Bei der von der spanischen Justiz verbotenen Abstimmung hatten rund 90 Prozent für die Unabhängigkeit gestimmt, allerdings hatten nur 43 Prozent der Wahlberechtigten daran teilgenommen. Die Befürworter eines Verbleibs bei Spanien fühlen sich als „schweigende Mehrheit“, wie es unter anderem die katalanische Schriftstellerin Nuria Amat zum Ausdruck brachte.
Schon am Samstag hatte es in Madrid eine Großdemonstration gegen die Abspaltung Kataloniens gegeben. Am Sonntag waren es nicht nur Katalanen, die in Barcelona auf die Straße gingen. Am Rande der Demonstationsstrecke parkten Reihen von Autobussen, viele Demonstranten reisten auch mit der Bahn an.
„Unser Zug war voll“, sagte die Rechtsanwältin Macarena Muñoz Rojas (49) der Nachrichtenagentur dpa. Die Andalusierin aus Sevilla lebt in Madrid. Warum sie nach Barcelona zum Demonstrieren kam? - „Um die Einheit Spaniens zu verteidigen.“ Und wenn Katalonien nicht mehr dabei sein will? - „Dann muss ganz Spanien darüber entscheiden.“
Eine Sprecherin der katalanischen Linkspartei CUP hatte im Vorfeld kritisiert, es entspreche einer „kolonialen Logik“, dass Spanier aus anderen Landesteilen in Katalonien gegen die Unabhängigkeit der Region demonstrierten.

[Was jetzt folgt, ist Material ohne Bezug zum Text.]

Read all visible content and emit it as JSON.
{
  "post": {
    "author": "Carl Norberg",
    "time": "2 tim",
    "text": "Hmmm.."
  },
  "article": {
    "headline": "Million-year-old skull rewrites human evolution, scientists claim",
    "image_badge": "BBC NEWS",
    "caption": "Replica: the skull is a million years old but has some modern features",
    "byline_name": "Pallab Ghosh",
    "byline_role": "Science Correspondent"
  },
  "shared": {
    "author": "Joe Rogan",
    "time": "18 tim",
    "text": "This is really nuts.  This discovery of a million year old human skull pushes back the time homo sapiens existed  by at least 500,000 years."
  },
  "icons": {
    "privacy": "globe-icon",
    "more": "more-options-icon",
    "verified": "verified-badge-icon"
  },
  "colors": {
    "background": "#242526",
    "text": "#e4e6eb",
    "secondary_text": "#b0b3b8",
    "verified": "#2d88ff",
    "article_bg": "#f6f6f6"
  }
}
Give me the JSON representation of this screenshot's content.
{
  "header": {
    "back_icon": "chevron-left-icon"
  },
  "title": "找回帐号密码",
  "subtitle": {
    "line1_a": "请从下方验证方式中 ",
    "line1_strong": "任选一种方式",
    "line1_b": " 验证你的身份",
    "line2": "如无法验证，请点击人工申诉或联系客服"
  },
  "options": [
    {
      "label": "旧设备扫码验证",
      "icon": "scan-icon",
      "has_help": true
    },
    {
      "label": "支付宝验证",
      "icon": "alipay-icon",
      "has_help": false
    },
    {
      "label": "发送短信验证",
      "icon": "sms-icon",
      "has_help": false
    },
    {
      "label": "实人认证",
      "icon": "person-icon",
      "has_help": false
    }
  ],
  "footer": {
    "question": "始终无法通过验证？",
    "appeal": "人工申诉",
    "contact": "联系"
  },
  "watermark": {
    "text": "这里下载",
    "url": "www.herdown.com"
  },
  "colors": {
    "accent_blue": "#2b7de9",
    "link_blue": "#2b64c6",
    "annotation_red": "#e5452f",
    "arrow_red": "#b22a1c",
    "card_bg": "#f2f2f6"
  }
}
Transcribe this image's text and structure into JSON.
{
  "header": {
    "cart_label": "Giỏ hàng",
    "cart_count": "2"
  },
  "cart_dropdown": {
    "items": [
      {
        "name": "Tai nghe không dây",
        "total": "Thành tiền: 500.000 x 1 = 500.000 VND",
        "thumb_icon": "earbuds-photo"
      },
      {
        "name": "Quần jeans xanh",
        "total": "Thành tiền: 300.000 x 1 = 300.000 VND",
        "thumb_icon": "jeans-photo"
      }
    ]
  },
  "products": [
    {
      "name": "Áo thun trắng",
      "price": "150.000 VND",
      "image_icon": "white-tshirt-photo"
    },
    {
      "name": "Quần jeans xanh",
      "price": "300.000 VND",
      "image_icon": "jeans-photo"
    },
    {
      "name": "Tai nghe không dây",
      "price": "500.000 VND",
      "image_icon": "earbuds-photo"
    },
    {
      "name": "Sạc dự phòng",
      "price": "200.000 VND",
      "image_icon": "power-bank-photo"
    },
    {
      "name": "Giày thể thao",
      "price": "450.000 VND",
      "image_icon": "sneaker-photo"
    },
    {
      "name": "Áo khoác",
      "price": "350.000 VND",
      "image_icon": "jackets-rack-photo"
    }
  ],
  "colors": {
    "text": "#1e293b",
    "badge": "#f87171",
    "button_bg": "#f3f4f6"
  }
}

Doch sehr viele der in die National- und Regionalfahnen gehüllten Frauen und Männer am Sonntag waren Katalanen: Bürger, die bei der letzten Regionalwahl im September 2015 andere Parteien gewählt hatten als die der Separatisten. Das derzeit Katalonien regierende Bündnis unter Regierungschef Carles Puigdemont hatte seinerzeit mit knapp 48 Prozent der Stimmen eine relativ knappe Mehrheit der Parlamentssitze gewonnen.
„Wenn du gegen die Unabhängigkeit warst, musstest du den Mund halten. Man hat dich schief angeschaut oder als „Facha“ (Faschist) beschimpft“, sagt die Innenarchitektin María Dominguez (50) aus Barcelona. Die ganze Unabhängigkeitskampagne habe viel Hass und Zwietracht erzeugt, das sei kaum noch zu heilen. Angel, ein 50 Jahre alter Lehrer, sagt, er habe beim letzten Mal die Linkspartei „Podemos gewählt: „Ich bin ein Linker, aber ich will nicht die Unabhängigkeit. Ich möchte, dass Spanien ein Bundesstaat wird.“
Die „Estelada“, die um einen Stern nach dem Vorbild der kubanischen Fahne erweiterte Flagge der katalanische Separatisten, war am Sonntag im Straßenbild Kataloniens abwesend. Am Samstag wiederum hatte es in Barcelona und anderen spanischen Städten deutlich kleinere Demonstrationen gegeben, bei denen die Farbe Weiß dominierte. Unter dem Motto „Parlem, Hablemos!“ („Lasst uns reden“ auf Katalanisch und Spanisch) forderten Menschen einen Dialog zwischen Barcelona und Madrid. Die Demonstranten trugen weiße Hemden, Hosen oder T-Shirts, hielten weiße Luftballons an Bändern und schwenkten weiße Fahnen und Transparente.
In Barcelona hatten sie sich auf der Plaça Sant Jaume versammelt, dem zentralen Platz der Hauptstadt Kataloniens mit dem Regierungspalast an der Nord- und dem Rathaus an der Südseite. Mehr als 5000 waren zusammengekommen. Auch dort gab es lautstarke Kritik an der Regionalregierung von „President“ Puigdemont. Mit dem Gesicht zum Regierungspalast, über dessen Portal eine Reiterfigur des Schutzheiligen Sant Jordi (St. Georg) thront, riefen die Menschen auf Katalanisch „Feu la vostra feina“ (Tut eure Arbeit) und dann auf Spanisch „Que no nos representan“ (Sie repräsentieren uns nicht).
Auch die Ärztin María Luisa Esponera (58) fühlt sich von den Separatisten in der Generalitat (Regionalregierung) nicht vertreten. „Denn ich bin Katalanin und Spanierin, und ich glaube an die Einheit Spaniens“, sagte sie. Die Abspaltung wäre ein gesellschaftlicher und wirtschaftlicher Verlust für beide Seiten. Allerdings kennt die Frau den Separatismus hautnah: „Ich habe drei Söhne, die für die Unabhängigkeit sind“, sagt sie. Am heimischen Balkon hingen drei Fahnen: die spanische, die katalanische und die der Separatisten.